Получив «показное» письмо Гегеля, Гёльдерлин обещает другу: «Я его ему прочту». Из письма Гогель должен узнать, как смотрит Гегель на педагогические и практические вопросы, связанные с такого рода службой.
Комментаторы поэмы «Элевсин» не замечают прямой связи между нею и «показным» письмом. Действительно, данных, подтверждающих эту связь, нет: ничего не известно об отправке поэмы Гёльдерлину, нет ни подтверждения получения, ни выражения признательности за посвящение. Получи Гёльдерлин, по меньшей мере, хоть один ее список, он непременно хранил бы его так же бережно, как сопроводительную записку к «показному» письму.
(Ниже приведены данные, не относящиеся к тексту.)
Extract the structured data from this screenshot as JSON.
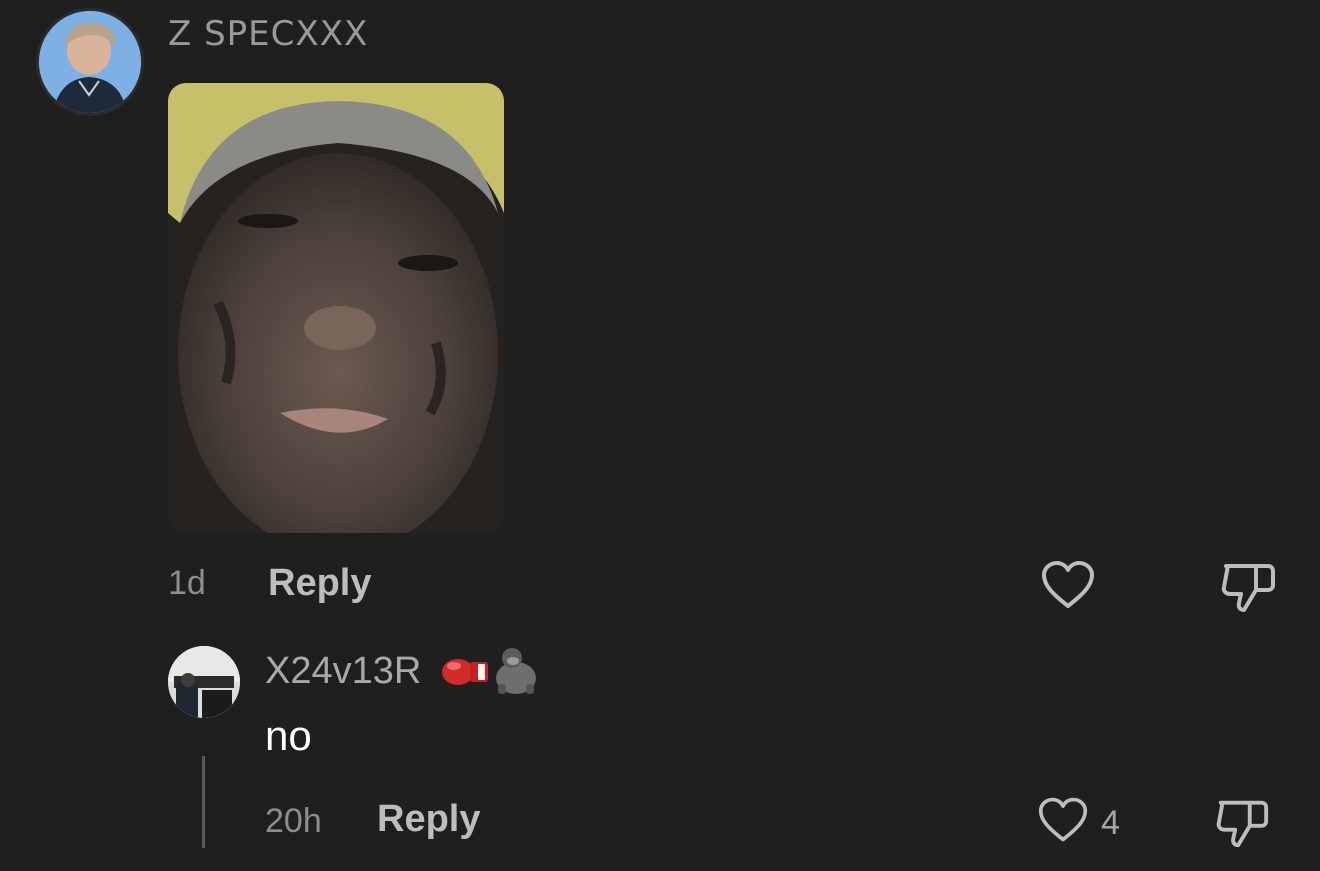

Возможно, Гегель прислал свое «исповедание веры» прямо Гогелю.
Поскольку письмо датировано ноябрем 1796 г., можно было бы думать, что поэма, написанная в августе, с переговорами по времени не совпадает. Но Гегель задолго до этой даты знал имя своего будущего патрона и кое-что о нем. В письме от 24 октября Гёльдерлин напоминал ему: «Помнишь, в начале лета я писал тебе об исключительно выгодном месте, и чего я больше всего желал бы для тебя и для себя, так это того, чтобы ты устроился здесь у этих добрых людей, о которых идет речь» (С1 43).
Конечно, выражение «добрые люди», звучащее по- французски немного снисходительно, следовало бы переводить иначе; brave Leute, пишет Гёльдерлин об этом авторитетном семействе в письме «начала лета», в котором он, конечно, должен был упомянуть имя, — единственном письме, которое почему-то исчезло. К тому же, 24 октября он пишет так, словно это имя Гегелю уже известно: «Позавчера господин Гогель совершенно неожиданно зашел к нам и сказал мне, что если ты еще свободен и условия тебе подходят, он был бы очень рад» (С1 43). Но это значит, что переговоры уже велись.